Alim, bundan 108 yıl önce Prof. Dr. Ali Rıza Erten’in kaleme aldığı bir makale ile Doğu Karadeniz’de çay tarımının mümkün olduğunun gündeme geldiğini hatırlatarak, “Takip eden süreçte, 6 Şubat 1924 tarihinde çıkarılan 407 Sayılı Kanun ile bölgemizde çay tarımının önü açıldı. Zihni Derin ve azimli emekçilerin gayretiyle çay, bölgenin kaderini değiştirdi.
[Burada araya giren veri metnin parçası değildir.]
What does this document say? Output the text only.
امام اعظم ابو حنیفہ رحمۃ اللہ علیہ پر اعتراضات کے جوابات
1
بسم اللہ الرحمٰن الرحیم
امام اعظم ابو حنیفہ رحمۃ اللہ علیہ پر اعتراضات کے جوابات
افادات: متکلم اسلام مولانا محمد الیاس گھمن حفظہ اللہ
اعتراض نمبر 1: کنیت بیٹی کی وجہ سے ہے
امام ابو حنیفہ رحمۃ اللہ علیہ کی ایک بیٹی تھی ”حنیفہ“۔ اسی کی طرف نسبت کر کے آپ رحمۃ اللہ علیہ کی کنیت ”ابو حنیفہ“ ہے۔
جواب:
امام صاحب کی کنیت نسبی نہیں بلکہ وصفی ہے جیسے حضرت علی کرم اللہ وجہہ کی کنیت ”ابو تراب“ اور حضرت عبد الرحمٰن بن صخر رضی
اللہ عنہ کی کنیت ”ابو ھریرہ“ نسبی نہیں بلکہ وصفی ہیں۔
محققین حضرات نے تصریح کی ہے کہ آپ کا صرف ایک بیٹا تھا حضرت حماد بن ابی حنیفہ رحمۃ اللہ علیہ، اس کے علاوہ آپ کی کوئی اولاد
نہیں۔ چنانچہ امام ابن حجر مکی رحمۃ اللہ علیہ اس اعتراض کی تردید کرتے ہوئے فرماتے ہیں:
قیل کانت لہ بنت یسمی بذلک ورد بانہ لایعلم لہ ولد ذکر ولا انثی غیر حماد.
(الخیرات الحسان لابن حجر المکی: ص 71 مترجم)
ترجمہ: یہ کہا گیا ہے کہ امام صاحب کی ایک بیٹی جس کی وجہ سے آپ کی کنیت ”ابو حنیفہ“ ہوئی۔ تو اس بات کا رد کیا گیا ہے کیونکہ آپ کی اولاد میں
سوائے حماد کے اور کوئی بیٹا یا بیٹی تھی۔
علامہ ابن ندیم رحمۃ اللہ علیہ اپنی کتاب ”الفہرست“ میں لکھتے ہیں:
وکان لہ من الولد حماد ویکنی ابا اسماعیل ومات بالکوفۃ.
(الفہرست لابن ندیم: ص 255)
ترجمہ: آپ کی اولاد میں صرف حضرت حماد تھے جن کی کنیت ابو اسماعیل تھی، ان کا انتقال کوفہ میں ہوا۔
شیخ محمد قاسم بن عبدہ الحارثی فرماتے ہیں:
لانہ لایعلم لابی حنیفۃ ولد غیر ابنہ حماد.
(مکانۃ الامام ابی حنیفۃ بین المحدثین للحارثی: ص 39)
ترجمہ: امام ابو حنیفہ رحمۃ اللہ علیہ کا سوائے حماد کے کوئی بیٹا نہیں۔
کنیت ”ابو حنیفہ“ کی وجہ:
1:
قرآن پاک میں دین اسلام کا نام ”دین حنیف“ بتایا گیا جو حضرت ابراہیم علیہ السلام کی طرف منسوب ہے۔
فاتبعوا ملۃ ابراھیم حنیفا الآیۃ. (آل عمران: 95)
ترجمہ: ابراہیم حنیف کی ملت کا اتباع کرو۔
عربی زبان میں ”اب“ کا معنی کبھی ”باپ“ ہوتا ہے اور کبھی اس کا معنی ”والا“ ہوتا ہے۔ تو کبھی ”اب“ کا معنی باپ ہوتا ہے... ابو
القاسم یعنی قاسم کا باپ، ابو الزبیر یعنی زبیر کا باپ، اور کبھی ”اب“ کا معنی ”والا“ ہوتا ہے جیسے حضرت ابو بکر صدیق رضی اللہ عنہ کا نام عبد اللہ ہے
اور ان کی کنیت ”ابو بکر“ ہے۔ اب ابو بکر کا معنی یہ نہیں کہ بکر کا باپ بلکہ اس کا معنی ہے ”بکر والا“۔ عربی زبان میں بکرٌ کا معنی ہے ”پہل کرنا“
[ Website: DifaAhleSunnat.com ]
Göç veren Doğu Karadeniz, çay sayesinde göç alan, sanayileşen ve istihdam yaratan bir merkez haline geldi” dedi.
Türkiye’nin kişi başına yıllık 3,5 kilogramlık tüketim ile dünyada en fazla çay içilen ülke olduğunu vurgulayan Alim, “Bizler, çay fabrikalarında gece gündüz çalışan işçilerimizin, dağ taş demeden bahçeleri işleyen çiftçilerimizin ve yılgınlık bilmeyen idarecilerimizin mücadelesini yüreğimizde hissederek yolumuza devam ediyoruz” ifadelerini kullandı.
Son günlerde çay üzerine yapılan olumsuz söylemlerin hem üreticiyi hem de bu değeri bugüne taşıyan emektar insanları incittiğini belirten Alim, Türk çayının dünyadaki benzerlerinden farklı olarak kimyasal kullanılmadan üretildiğine dikkat çekti. “Bu nedenle çayımıza yönelik küçümseyici tavırlar, büyük bir haksızlıktır” diyen Alim, şu çağrıda bulundu:
“Kendi değerlerimiz söz konusu olduğunda; çay, hububat, meyve, beyaz eşya ya da otomobil fark etmeksizin hepsine sahip çıkmalıyız. Bir ülkenin yükselmesinin yolu da bu birlikten geçiyor. İşçimizden girişimcimize, gençlerimizden aydınlarımıza kadar herkesin aynı hedefte yürümeye devam etmesini diliyorum.”